Seeking clarity, I decided to drive to Lake Tahoe for a couple of days to think about what to do next. Fifteen miles into the trip I saw a Prudential billboard ad saying “the best donation is a donation to your retirement.” This made me think: “what if someone were to streamline a cash-back offering to people’s retirement accounts?” That’s when EvoShare was reborn; I made a U-turn and drove to my co-founder’s place. Four months later, we had launched a brand new platform.
Q: Why is cash back a good option to support savings and loan payments?
Prudchyenko: The lack of retirement savings and student debt are among the some of the biggest issues Americans face. There aren’t a lot of ways to solve the problem -- social security is not the answer, private sector solutions are heavily dependent on contribution rates, and those rates are not growing. Two factors influence this dilemma: first, people cannot afford to save more. Secondly, for those who can, there is a lack of discipline to keep doing it. A cash-back solution can solve both of those issues. It is free and it’s automatic.
Consumer spending in the U.S. will hit almost $12 trillion in 2017. Recapturing a small portion of this spending would give hundreds of billions in additional contributions towards retirement savings every year.
Q: How do cash back services like EvoShare develop partnerships with retailers and businesses?
In general, any cash-back program is a great loyalty tool. It even encourages people to spend more by giving them an impression that they are saving more by being a part of it.
EvoShare is more of a real savings tool. Furthermore, it’s socially conscious. For businesses who are supporting this initiative, it’s not only an effective way to retain their customers but also a way to make a positive impact on communities they serve.
We create a relationship between business and client that lasts a lifetime, which builds brand loyalty.
Q: What are the biggest challenges this industry faces?

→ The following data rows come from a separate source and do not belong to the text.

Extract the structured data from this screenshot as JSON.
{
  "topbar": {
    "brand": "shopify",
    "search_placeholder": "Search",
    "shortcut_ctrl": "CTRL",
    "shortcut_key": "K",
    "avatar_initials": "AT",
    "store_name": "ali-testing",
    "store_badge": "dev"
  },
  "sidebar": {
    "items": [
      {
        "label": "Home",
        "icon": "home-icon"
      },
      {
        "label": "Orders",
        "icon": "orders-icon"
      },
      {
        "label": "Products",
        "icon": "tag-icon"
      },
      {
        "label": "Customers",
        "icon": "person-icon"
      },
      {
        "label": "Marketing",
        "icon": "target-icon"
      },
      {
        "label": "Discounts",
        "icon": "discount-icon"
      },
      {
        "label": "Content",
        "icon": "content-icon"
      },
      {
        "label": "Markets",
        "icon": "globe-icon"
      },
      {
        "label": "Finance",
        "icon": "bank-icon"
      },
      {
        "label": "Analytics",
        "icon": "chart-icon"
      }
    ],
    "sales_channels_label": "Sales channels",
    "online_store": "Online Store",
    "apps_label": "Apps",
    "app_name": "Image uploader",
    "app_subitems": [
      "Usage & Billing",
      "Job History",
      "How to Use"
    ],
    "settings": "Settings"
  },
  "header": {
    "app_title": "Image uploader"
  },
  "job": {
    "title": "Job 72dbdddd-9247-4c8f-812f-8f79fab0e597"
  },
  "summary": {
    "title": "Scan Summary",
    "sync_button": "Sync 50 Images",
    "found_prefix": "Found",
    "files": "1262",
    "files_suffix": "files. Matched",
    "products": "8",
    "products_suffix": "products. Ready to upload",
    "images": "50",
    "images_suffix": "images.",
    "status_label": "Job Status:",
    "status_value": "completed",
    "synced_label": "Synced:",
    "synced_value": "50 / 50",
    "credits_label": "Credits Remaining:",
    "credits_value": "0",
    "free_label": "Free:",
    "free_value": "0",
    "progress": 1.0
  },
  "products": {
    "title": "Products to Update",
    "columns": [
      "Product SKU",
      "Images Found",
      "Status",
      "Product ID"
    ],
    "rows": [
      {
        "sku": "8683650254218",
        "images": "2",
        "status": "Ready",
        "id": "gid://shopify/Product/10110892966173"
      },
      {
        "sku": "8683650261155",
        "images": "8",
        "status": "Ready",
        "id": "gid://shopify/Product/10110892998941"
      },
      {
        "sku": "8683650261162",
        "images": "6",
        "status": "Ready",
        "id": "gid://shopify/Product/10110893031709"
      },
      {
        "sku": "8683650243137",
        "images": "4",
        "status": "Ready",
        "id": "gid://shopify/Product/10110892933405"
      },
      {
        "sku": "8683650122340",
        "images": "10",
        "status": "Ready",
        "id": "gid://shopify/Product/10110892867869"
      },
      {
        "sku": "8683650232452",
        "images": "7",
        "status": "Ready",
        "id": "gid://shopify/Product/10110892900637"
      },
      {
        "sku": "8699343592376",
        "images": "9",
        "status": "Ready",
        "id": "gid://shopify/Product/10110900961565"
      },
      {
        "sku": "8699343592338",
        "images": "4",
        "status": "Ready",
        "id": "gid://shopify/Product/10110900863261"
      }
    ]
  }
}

Social Security is running out of money.
Trust funds will experience a cash-flow deficit beginning in 2019, meaning that they will pay out more than they bring in. Making matters worse, these funds are projected to run out of money entirely in 2034. After the funds run out, money flowing into the program will only be enough to cover approximately three-quarters of promised benefits.

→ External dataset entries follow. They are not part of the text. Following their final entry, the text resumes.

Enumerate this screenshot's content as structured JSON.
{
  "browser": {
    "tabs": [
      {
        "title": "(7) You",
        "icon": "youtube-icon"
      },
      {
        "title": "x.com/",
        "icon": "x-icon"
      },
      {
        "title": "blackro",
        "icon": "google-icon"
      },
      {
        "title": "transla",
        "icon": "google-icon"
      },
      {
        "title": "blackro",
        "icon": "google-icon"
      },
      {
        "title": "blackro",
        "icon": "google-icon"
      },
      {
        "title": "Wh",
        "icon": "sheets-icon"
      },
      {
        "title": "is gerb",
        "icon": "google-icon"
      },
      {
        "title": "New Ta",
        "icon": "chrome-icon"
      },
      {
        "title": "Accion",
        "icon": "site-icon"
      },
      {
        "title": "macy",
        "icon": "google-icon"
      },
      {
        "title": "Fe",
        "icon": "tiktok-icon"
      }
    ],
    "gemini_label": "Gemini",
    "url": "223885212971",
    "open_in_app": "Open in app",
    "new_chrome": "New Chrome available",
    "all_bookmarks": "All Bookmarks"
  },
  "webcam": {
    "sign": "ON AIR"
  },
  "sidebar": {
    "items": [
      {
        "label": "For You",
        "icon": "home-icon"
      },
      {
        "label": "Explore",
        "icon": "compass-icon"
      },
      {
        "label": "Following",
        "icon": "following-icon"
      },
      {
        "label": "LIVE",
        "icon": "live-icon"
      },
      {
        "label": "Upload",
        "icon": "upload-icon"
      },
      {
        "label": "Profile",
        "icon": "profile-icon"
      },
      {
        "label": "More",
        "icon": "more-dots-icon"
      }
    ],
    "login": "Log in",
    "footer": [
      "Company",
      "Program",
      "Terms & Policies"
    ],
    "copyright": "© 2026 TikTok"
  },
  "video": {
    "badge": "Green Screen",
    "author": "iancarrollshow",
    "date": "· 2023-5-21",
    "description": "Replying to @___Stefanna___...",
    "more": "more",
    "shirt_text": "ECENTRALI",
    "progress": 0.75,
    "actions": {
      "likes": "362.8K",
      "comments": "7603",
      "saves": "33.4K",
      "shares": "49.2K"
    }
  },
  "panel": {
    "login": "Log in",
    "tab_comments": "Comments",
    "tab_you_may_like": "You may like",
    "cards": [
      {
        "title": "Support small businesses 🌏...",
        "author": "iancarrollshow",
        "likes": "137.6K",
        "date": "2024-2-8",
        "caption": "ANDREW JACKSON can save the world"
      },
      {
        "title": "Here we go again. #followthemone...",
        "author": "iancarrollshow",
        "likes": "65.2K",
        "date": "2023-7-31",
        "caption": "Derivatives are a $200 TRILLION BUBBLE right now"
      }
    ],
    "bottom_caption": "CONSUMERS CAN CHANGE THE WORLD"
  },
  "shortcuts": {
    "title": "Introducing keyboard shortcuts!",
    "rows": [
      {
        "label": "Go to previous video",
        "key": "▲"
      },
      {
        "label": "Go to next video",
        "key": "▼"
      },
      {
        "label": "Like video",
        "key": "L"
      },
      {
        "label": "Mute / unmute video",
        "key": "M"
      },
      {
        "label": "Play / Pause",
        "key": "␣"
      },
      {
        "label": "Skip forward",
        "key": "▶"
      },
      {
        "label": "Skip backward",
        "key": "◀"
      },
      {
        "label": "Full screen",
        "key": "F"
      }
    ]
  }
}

Q: What other solutions do you see coming up in the next few years to help people plan for their future?
We see a lot of opportunities for growth in financial educational services like Mint, HelloWallet, PowerWallet, PersonalCapital, etc. It is hard to undervalue the knowledge they bring to their users. The main problem here is having to explain the complexity of personal finance solutions. Another problem is motivating consumers to act with discipline. However, we are optimistic that these tools will continue to grow and evolve into more digestible solutions for the average person -- with greater automation within platforms.